Ela vinha correndo, quando passou por ele. Saia social cinza, camisa branca, terninho azul. Era evidente que não corria por esporte, e sim fugia de algo ou tentava alcançar algo, nem que fosse o tempo perdido. Corria há trinta minutos. Ele acompanhou sua corrida com os olhos e viu quando ela parou, exausta, a poucos metros dele.
Ela sentia as pernas tremerem, bambas. Arfava. Esbaforida. Se quisesse, se ao menos tentasse, nem conseguiria articular as palavras. Sentia o suor lhe percorrendo as têmporas, doce e suavemente. O tronco inclinara para frente sem que ela pudesse controlar. Os joelhos, levemente dobrados, serviam de apoio para as mãos, que por sua vez eram apenas a base que tentava evitar que o tronco se curvasse ainda mais. Sentia a maresia bater em seu rosto. Sentia o ar morno. Sentia o corpo fervendo.
- A senhora...
Paulatinamente, ela se virou um pouco. O mínimo, para que conseguisse enxergar quem a chamava - cabe aqui dizer que a curiosidade feminina foi o principal impulso para que ela conseguisse se mexer a fim de ver quem falava com ela.
-...deixou cair isso? - ele completou. Manteve-se distante dela pelo menos um metro.

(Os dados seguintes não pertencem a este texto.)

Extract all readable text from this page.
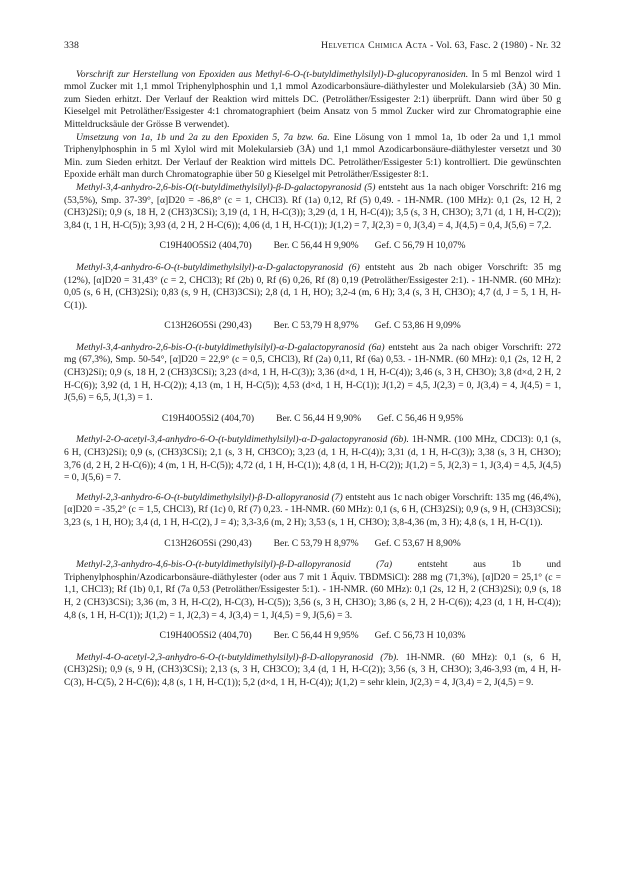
338	Helvetica Chimica Acta - Vol. 63, Fasc. 2 (1980) - Nr. 32

Vorschrift zur Herstellung von Epoxiden aus Methyl-6-O-(t-butyldimethylsilyl)-D-glucopyranosiden. In 5 ml Benzol wird 1 mmol Zucker mit 1,1 mmol Triphenylphosphin und 1,1 mmol Azodicarbonsäure-diäthylester und Molekularsieb (3Å) 30 Min. zum Sieden erhitzt. Der Verlauf der Reaktion wird mittels DC. (Petroläther/Essigester 2:1) überprüft. Dann wird über 50 g Kieselgel mit Petroläther/Essigester 4:1 chromatographiert (beim Ansatz von 5 mmol Zucker wird zur Chromatographie eine Mitteldrucksäule der Grösse B verwendet).

Umsetzung von 1a, 1b und 2a zu den Epoxiden 5, 7a bzw. 6a. Eine Lösung von 1 mmol 1a, 1b oder 2a und 1,1 mmol Triphenylphosphin in 5 ml Xylol wird mit Molekularsieb (3Å) und 1,1 mmol Azodicarbonsäure-diäthylester versetzt und 30 Min. zum Sieden erhitzt. Der Verlauf der Reaktion wird mittels DC. Petroläther/Essigester 5:1) kontrolliert. Die gewünschten Epoxide erhält man durch Chromatographie über 50 g Kieselgel mit Petroläther/Essigester 8:1.

Methyl-3,4-anhydro-2,6-bis-O(t-butyldimethylsilyl)-β-D-galactopyranosid (5) entsteht aus 1a nach obiger Vorschrift: 216 mg (53,5%), Smp. 37-39°, [α]D20 = -86,8° (c = 1, CHCl3). Rf (1a) 0,12, Rf (5) 0,49. - 1H-NMR. (100 MHz): 0,1 (2s, 12 H, 2 (CH3)2Si); 0,9 (s, 18 H, 2 (CH3)3CSi); 3,19 (d, 1 H, H-C(3)); 3,29 (d, 1 H, H-C(4)); 3,5 (s, 3 H, CH3O); 3,71 (d, 1 H, H-C(2)); 3,84 (t, 1 H, H-C(5)); 3,93 (d, 2 H, 2 H-C(6)); 4,06 (d, 1 H, H-C(1)); J(1,2) = 7, J(2,3) = 0, J(3,4) = 4, J(4,5) = 0,4, J(5,6) = 7,2.

C19H40O5Si2 (404,70) Ber. C 56,44 H 9,90% Gef. C 56,79 H 10,07%

Methyl-3,4-anhydro-6-O-(t-butyldimethylsilyl)-α-D-galactopyranosid (6) entsteht aus 2b nach obiger Vorschrift: 35 mg (12%), [α]D20 = 31,43° (c = 2, CHCl3); Rf (2b) 0, Rf (6) 0,26, Rf (8) 0,19 (Petroläther/Essigester 2:1). - 1H-NMR. (60 MHz): 0,05 (s, 6 H, (CH3)2Si); 0,83 (s, 9 H, (CH3)3CSi); 2,8 (d, 1 H, HO); 3,2-4 (m, 6 H); 3,4 (s, 3 H, CH3O); 4,7 (d, J = 5, 1 H, H-C(1)).

C13H26O5Si (290,43) Ber. C 53,79 H 8,97% Gef. C 53,86 H 9,09%

Methyl-3,4-anhydro-2,6-bis-O-(t-butyldimethylsilyl)-α-D-galactopyranosid (6a) entsteht aus 2a nach obiger Vorschrift: 272 mg (67,3%), Smp. 50-54°, [α]D20 = 22,9° (c = 0,5, CHCl3), Rf (2a) 0,11, Rf (6a) 0,53. - 1H-NMR. (60 MHz): 0,1 (2s, 12 H, 2 (CH3)2Si); 0,9 (s, 18 H, 2 (CH3)3CSi); 3,23 (d×d, 1 H, H-C(3)); 3,36 (d×d, 1 H, H-C(4)); 3,46 (s, 3 H, CH3O); 3,8 (d×d, 2 H, 2 H-C(6)); 3,92 (d, 1 H, H-C(2)); 4,13 (m, 1 H, H-C(5)); 4,53 (d×d, 1 H, H-C(1)); J(1,2) = 4,5, J(2,3) = 0, J(3,4) = 4, J(4,5) = 1, J(5,6) = 6,5, J(1,3) = 1.

C19H40O5Si2 (404,70) Ber. C 56,44 H 9,90% Gef. C 56,46 H 9,95%

Methyl-2-O-acetyl-3,4-anhydro-6-O-(t-butyldimethylsilyl)-α-D-galactopyranosid (6b). 1H-NMR. (100 MHz, CDCl3): 0,1 (s, 6 H, (CH3)2Si); 0,9 (s, (CH3)3CSi); 2,1 (s, 3 H, CH3CO); 3,23 (d, 1 H, H-C(4)); 3,31 (d, 1 H, H-C(3)); 3,38 (s, 3 H, CH3O); 3,76 (d, 2 H, 2 H-C(6)); 4 (m, 1 H, H-C(5)); 4,72 (d, 1 H, H-C(1)); 4,8 (d, 1 H, H-C(2)); J(1,2) = 5, J(2,3) = 1, J(3,4) = 4,5, J(4,5) = 0, J(5,6) = 7.

Methyl-2,3-anhydro-6-O-(t-butyldimethylsilyl)-β-D-allopyranosid (7) entsteht aus 1c nach obiger Vorschrift: 135 mg (46,4%), [α]D20 = -35,2° (c = 1,5, CHCl3), Rf (1c) 0, Rf (7) 0,23. - 1H-NMR. (60 MHz): 0,1 (s, 6 H, (CH3)2Si); 0,9 (s, 9 H, (CH3)3CSi); 3,23 (s, 1 H, HO); 3,4 (d, 1 H, H-C(2), J = 4); 3,3-3,6 (m, 2 H); 3,53 (s, 1 H, CH3O); 3,8-4,36 (m, 3 H); 4,8 (s, 1 H, H-C(1)).

C13H26O5Si (290,43) Ber. C 53,79 H 8,97% Gef. C 53,67 H 8,90%

Methyl-2,3-anhydro-4,6-bis-O-(t-butyldimethylsilyl)-β-D-allopyranosid (7a)	entsteht aus 1b und Triphenylphosphin/Azodicarbonsäure-diäthylester (oder aus 7 mit 1 Äquiv. TBDMSiCl): 288 mg (71,3%), [α]D20 = 25,1° (c = 1,1, CHCl3); Rf (1b) 0,1, Rf (7a 0,53 (Petroläther/Essigester 5:1). - 1H-NMR. (60 MHz): 0,1 (2s, 12 H, 2 (CH3)2Si); 0,9 (s, 18 H, 2 (CH3)3CSi); 3,36 (m, 3 H, H-C(2), H-C(3), H-C(5)); 3,56 (s, 3 H, CH3O); 3,86 (s, 2 H, 2 H-C(6)); 4,23 (d, 1 H, H-C(4)); 4,8 (s, 1 H, H-C(1)); J(1,2) = 1, J(2,3) = 4, J(3,4) = 1, J(4,5) = 9, J(5,6) = 3.

C19H40O5Si2 (404,70) Ber. C 56,44 H 9,95% Gef. C 56,73 H 10,03%

Methyl-4-O-acetyl-2,3-anhydro-6-O-(t-butyldimethylsilyl)-β-D-allopyranosid (7b). 1H-NMR. (60 MHz): 0,1 (s, 6 H, (CH3)2Si); 0,9 (s, 9 H, (CH3)3CSi); 2,13 (s, 3 H, CH3CO); 3,4 (d, 1 H, H-C(2)); 3,56 (s, 3 H, CH3O); 3,46-3,93 (m, 4 H, H-C(3), H-C(5), 2 H-C(6)); 4,8 (s, 1 H, H-C(1)); 5,2 (d×d, 1 H, H-C(4)); J(1,2) = sehr klein, J(2,3) = 4, J(3,4) = 2, J(4,5) = 9.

Ele falava com o cuidado de quem procura abrir uma flor sem machucar as pétalas. Em suas mãos, o salto da sandália que ela usava.
Ela não olhou nos olhos dele. Apenas um sutilíssimo abano com a cabeça indicando um suave sim. Ela nem tentou sorrir. Não conseguiria.
Seu salto quebrara um pouco antes de parar. Foi o limite. Tinha corrido por meia hora, sem parar, e seu corpo clamava por piedade. Lentamente ela devolveu o corpo a posição anterior, pendendo pra frente.
Apenas conseguia arfar.
Ele se aproximou mais um pouco. Não a tocou. Colocou sua cabeça numa altura próxima na qual a dela estava e disse, quase num cochicho:
- 'Tá tudo bem com a senhora? Quer ajuda? Eu posso lhe conseguir um copo d'água, lhe ajudar a sentar.
De onde ele estava agora, mais próximo a ela, pôde sentir, apesar do suor dela, o agradável cheiro que a pele dela exalava.
Ela, apesar do cansaço, pôde sentir o forte cheiro de cerveja. A resposta dela, olhando para o chão, foi o silencioso arfar.
Erroneamente, ele entendeu que aquilo pudesse ser um sim. Deixou o salto da sandália no chão à frente dela e voltou ao bar onde estava quando a viu, a aproximadamente dez metros de onde estavam agora. Foi até ele numa rápida corrida a fim de conseguir um copo com água. Quem sabe uma cadeira. Enquanto esperava pelo lento atendimento no bar, não viu o táxi se aproximar.
Ela entrou no táxi no exato momento em que ele voltava. Tentou chamá-la, gritando um "Hey", mas apenas pôde ver o táxi a levando embora.
Nem um "obrigada".
Ela deixou o salto quebrado no chão. Nem mexeu nele.
Ele não bebeu a água, nem voltou ao bar.
Até hoje ele guarda o saldo da sandália dela. Em sua solitária imaginação, aquilo fora o presente dela a ele, a forma que ela achou para lhe dizer que a procurasse.
É por isso que onde quer que ele vá, leva o salto sempre consigo, a procura da sandália, a procura dela.